It was on the way to my family's lake house, talking to my husband, when it dawned on me. My perspective changed and I felt a weight lift from my spirit. I had no idea that I had even been carrying anything. Or even more shockingly, just how much it would change the approach to my art.
When I first started painting in acrylic, I would analyze the world around me, relating everything to the colors I would use to paint them. It was instinctive, and sure, maybe even obsessive. When I started paint pouring, I would see patterns in nature that I would identify as looking like particular pouring technique. It's almost as if I was investigating God's painting techniques.
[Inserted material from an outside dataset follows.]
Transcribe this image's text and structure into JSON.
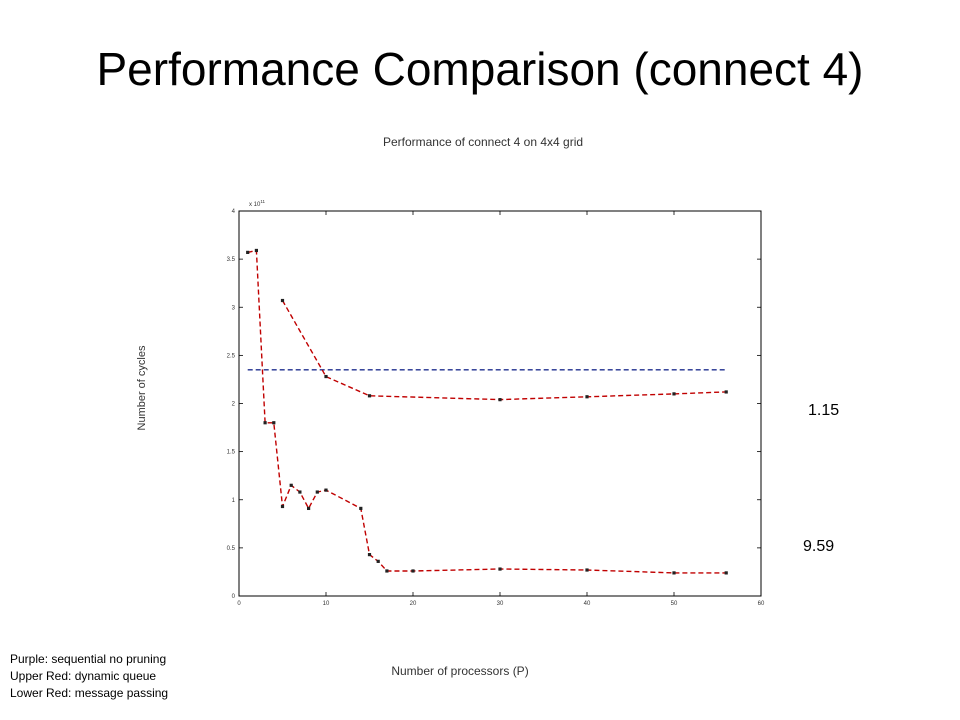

Now, I have only been experimenting with watercolors for less than a week. But as we drove through the mountains, I commented to my husband, look at that perfectly blue watercolor sky! He laughed, ahh your new obsession.
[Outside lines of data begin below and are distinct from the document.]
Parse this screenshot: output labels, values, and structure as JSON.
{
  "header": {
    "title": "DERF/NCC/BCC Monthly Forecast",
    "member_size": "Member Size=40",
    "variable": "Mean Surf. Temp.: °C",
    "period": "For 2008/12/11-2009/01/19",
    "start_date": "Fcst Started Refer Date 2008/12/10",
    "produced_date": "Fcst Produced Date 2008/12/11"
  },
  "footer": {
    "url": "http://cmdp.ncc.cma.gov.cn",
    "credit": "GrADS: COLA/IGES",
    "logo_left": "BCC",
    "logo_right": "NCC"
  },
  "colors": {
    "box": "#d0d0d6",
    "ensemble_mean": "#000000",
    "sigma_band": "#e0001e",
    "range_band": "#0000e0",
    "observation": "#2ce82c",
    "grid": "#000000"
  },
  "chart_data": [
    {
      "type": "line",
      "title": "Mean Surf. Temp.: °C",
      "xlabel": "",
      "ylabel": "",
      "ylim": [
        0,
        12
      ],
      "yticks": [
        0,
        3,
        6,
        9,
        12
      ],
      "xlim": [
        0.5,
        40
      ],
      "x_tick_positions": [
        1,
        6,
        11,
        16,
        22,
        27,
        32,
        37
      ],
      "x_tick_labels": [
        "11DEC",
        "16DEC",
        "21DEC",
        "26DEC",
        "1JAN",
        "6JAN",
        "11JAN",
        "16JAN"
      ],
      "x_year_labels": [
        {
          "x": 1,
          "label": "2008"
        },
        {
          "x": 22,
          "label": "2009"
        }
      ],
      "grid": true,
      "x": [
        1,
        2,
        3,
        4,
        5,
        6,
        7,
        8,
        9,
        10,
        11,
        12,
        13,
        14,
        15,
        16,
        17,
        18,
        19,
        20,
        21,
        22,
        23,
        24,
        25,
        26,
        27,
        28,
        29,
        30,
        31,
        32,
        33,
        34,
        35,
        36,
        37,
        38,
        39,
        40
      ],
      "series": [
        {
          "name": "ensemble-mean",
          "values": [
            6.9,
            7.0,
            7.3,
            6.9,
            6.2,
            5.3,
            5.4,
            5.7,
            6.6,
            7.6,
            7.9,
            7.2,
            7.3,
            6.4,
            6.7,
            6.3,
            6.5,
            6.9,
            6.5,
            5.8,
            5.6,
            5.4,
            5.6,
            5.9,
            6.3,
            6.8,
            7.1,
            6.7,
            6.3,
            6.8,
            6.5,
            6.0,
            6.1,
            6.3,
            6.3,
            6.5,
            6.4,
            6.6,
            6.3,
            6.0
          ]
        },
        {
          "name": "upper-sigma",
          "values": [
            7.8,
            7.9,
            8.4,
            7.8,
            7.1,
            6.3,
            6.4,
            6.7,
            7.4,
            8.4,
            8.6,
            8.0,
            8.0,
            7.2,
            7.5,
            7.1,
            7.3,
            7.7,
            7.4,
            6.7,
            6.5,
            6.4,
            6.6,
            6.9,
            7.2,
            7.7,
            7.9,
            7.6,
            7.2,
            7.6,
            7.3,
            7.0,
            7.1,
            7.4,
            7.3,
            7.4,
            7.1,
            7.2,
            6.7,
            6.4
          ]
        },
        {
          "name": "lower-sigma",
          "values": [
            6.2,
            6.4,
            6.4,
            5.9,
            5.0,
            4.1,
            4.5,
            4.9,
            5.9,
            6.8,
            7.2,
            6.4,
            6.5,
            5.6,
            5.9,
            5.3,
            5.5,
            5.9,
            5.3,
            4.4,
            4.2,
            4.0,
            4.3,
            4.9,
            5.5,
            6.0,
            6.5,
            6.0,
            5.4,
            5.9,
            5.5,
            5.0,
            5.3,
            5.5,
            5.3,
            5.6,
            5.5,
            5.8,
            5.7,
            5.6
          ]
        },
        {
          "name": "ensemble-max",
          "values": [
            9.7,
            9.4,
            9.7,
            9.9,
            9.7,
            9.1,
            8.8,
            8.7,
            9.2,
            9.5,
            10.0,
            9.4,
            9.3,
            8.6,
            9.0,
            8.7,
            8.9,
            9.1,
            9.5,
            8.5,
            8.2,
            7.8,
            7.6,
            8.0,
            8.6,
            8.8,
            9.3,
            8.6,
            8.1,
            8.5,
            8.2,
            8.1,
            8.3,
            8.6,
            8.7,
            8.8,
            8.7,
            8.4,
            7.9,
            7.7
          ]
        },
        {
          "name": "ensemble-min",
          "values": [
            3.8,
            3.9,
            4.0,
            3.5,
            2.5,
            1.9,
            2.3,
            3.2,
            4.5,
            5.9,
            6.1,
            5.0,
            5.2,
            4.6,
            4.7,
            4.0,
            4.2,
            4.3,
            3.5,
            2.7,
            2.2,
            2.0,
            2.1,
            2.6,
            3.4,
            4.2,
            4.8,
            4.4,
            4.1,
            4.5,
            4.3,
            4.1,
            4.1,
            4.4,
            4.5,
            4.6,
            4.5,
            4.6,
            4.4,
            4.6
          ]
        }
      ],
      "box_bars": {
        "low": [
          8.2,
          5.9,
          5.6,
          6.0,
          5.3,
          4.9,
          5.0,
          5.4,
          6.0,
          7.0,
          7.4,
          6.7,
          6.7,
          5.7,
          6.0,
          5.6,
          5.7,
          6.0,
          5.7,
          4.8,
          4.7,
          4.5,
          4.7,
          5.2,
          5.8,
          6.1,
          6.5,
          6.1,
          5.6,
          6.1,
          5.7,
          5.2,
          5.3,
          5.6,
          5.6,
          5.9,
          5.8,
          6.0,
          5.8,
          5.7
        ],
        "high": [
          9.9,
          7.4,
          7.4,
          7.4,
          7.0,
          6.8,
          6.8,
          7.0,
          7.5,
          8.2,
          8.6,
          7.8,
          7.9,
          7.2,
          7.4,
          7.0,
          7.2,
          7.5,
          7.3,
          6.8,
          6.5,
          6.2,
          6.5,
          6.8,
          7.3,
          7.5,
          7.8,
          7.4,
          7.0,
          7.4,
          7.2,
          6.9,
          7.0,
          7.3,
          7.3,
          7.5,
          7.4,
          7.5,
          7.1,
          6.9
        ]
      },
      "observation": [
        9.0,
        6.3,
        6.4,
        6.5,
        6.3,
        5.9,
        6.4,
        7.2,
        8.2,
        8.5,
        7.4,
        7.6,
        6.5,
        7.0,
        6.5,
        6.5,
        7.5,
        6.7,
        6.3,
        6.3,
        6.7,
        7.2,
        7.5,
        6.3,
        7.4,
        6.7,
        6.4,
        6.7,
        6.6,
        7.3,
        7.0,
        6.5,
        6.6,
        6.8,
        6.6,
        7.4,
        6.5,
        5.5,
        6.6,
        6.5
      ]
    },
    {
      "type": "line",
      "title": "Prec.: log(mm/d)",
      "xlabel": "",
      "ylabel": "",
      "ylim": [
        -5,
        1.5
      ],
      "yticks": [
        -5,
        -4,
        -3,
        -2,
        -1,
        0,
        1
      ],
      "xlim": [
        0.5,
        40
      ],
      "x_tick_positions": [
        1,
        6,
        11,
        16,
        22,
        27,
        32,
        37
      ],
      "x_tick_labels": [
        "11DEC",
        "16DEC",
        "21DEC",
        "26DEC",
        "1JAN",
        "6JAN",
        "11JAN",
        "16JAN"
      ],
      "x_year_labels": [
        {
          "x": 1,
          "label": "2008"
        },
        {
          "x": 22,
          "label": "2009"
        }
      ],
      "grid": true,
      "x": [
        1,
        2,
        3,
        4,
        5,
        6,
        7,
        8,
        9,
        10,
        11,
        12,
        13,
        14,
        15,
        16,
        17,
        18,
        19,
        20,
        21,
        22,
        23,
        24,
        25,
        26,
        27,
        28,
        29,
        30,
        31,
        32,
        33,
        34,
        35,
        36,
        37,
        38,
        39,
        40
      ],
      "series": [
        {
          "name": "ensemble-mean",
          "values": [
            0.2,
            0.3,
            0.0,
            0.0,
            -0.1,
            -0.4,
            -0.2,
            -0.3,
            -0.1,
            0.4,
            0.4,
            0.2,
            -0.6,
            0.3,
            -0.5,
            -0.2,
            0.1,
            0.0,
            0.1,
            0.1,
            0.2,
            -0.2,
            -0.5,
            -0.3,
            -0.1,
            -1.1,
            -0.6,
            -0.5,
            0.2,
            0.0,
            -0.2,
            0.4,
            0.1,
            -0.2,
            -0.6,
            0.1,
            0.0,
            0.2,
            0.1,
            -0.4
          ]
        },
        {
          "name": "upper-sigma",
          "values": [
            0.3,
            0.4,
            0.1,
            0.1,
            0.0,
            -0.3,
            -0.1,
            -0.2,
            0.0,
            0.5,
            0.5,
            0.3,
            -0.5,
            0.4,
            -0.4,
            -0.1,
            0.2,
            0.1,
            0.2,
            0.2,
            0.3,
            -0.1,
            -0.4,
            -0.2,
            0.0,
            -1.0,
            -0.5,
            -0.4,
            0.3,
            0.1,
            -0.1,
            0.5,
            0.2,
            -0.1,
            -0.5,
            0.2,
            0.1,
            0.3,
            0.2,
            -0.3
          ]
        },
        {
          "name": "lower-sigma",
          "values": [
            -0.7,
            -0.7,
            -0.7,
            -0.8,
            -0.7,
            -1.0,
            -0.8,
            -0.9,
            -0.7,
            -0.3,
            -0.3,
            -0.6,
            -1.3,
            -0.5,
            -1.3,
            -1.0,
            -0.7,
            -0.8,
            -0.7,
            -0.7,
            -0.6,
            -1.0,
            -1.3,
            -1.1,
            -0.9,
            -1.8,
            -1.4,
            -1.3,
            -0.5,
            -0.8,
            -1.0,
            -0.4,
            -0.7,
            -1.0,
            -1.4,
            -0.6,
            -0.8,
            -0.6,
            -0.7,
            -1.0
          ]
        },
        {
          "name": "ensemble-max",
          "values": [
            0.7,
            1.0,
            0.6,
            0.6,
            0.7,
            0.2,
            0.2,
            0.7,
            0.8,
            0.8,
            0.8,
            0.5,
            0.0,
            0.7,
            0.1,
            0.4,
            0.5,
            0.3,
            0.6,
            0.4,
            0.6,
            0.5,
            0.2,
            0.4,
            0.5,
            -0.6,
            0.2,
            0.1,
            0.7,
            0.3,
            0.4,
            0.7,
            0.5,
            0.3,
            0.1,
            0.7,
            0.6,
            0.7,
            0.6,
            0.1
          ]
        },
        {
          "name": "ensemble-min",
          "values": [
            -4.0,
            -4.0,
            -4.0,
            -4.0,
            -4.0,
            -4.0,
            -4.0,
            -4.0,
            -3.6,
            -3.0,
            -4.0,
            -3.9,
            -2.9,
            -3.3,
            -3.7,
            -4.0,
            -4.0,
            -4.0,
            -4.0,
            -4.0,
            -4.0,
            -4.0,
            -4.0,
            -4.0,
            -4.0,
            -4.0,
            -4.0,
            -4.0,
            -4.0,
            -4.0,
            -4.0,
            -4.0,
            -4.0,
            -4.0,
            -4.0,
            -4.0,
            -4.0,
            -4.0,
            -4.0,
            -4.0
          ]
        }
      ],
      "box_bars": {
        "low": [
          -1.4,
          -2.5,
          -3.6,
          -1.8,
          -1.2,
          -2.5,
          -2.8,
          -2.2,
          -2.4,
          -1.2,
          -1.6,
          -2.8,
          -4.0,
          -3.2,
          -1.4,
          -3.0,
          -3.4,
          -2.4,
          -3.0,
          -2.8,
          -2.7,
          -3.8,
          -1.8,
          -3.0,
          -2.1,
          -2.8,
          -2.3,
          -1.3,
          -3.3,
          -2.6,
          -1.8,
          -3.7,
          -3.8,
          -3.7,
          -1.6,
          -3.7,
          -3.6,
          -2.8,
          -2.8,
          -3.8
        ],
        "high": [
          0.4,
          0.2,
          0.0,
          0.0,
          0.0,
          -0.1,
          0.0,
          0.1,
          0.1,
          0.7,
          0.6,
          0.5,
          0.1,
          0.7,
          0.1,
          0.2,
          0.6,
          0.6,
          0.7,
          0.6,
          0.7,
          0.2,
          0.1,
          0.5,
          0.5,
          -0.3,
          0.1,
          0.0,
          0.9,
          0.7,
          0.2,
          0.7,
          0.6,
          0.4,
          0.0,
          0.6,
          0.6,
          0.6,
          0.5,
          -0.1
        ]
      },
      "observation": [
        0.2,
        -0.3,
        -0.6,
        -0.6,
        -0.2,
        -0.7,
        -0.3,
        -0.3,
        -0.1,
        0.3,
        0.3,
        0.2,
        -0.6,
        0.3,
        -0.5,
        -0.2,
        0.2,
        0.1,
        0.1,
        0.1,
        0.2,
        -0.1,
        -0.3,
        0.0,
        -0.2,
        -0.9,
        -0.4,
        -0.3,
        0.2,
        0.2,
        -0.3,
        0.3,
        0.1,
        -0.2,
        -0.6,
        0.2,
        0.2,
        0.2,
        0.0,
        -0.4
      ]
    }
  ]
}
As we got closer to our destination, a dark cloud appeared over the perfection. I thought, if I painted that, I would be super critical of having muddied my water and ruined the painting. But there it is! It's real. It's not a mistake! And then I was grateful.
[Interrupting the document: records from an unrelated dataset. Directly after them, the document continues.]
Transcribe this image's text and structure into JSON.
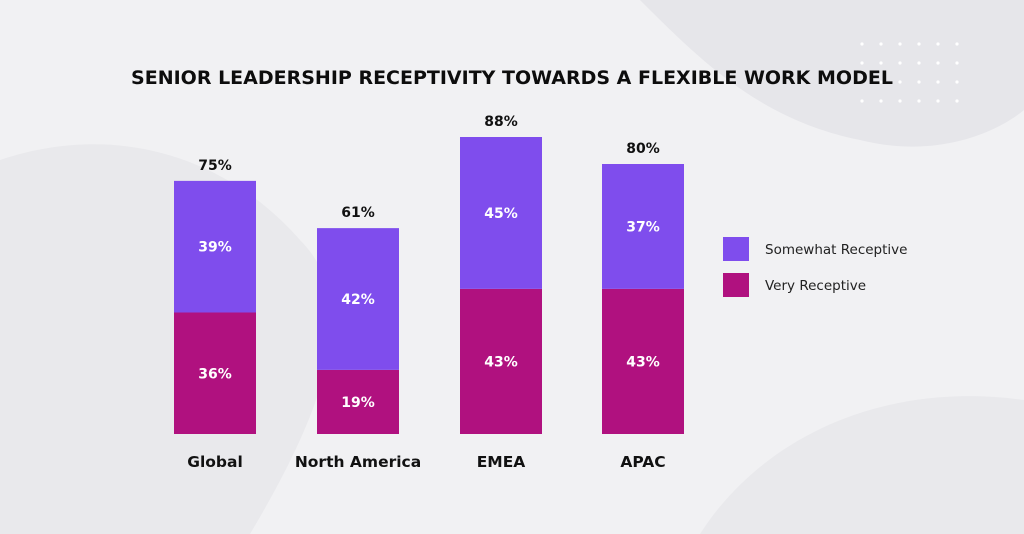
{
  "chart_data": {
    "type": "bar",
    "stacked": true,
    "title": "SENIOR LEADERSHIP RECEPTIVITY TOWARDS A FLEXIBLE WORK MODEL",
    "categories": [
      "Global",
      "North America",
      "EMEA",
      "APAC"
    ],
    "totals": [
      "75%",
      "61%",
      "88%",
      "80%"
    ],
    "series": [
      {
        "name": "Very Receptive",
        "values": [
          36,
          19,
          43,
          43
        ],
        "labels": [
          "36%",
          "19%",
          "43%",
          "43%"
        ],
        "color": "#b0117f"
      },
      {
        "name": "Somewhat Receptive",
        "values": [
          39,
          42,
          45,
          37
        ],
        "labels": [
          "39%",
          "42%",
          "45%",
          "37%"
        ],
        "color": "#7f4ded"
      }
    ],
    "legend_order": [
      "Somewhat Receptive",
      "Very Receptive"
    ],
    "legend": "right",
    "grid": false,
    "ylim": [
      0,
      88
    ],
    "xlabel": "",
    "ylabel": ""
  }
}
Grateful that God had shown me how hard I am on myself, how being a perfectionist hurts me and hurts my efforts, and grateful that He was giving me this gift and insight to allow me to breathe. And so, everything changed in that instant. I'm not saying that I will suddenly become a different person. But the way that I approach my art, I had forgotten that it was supposed to be my time with the Lord. I had forgotten the joy that I had with it when I first started painting. I needed grace to get back to making it something I love.
Where in your life do you need to give yourself some Grace?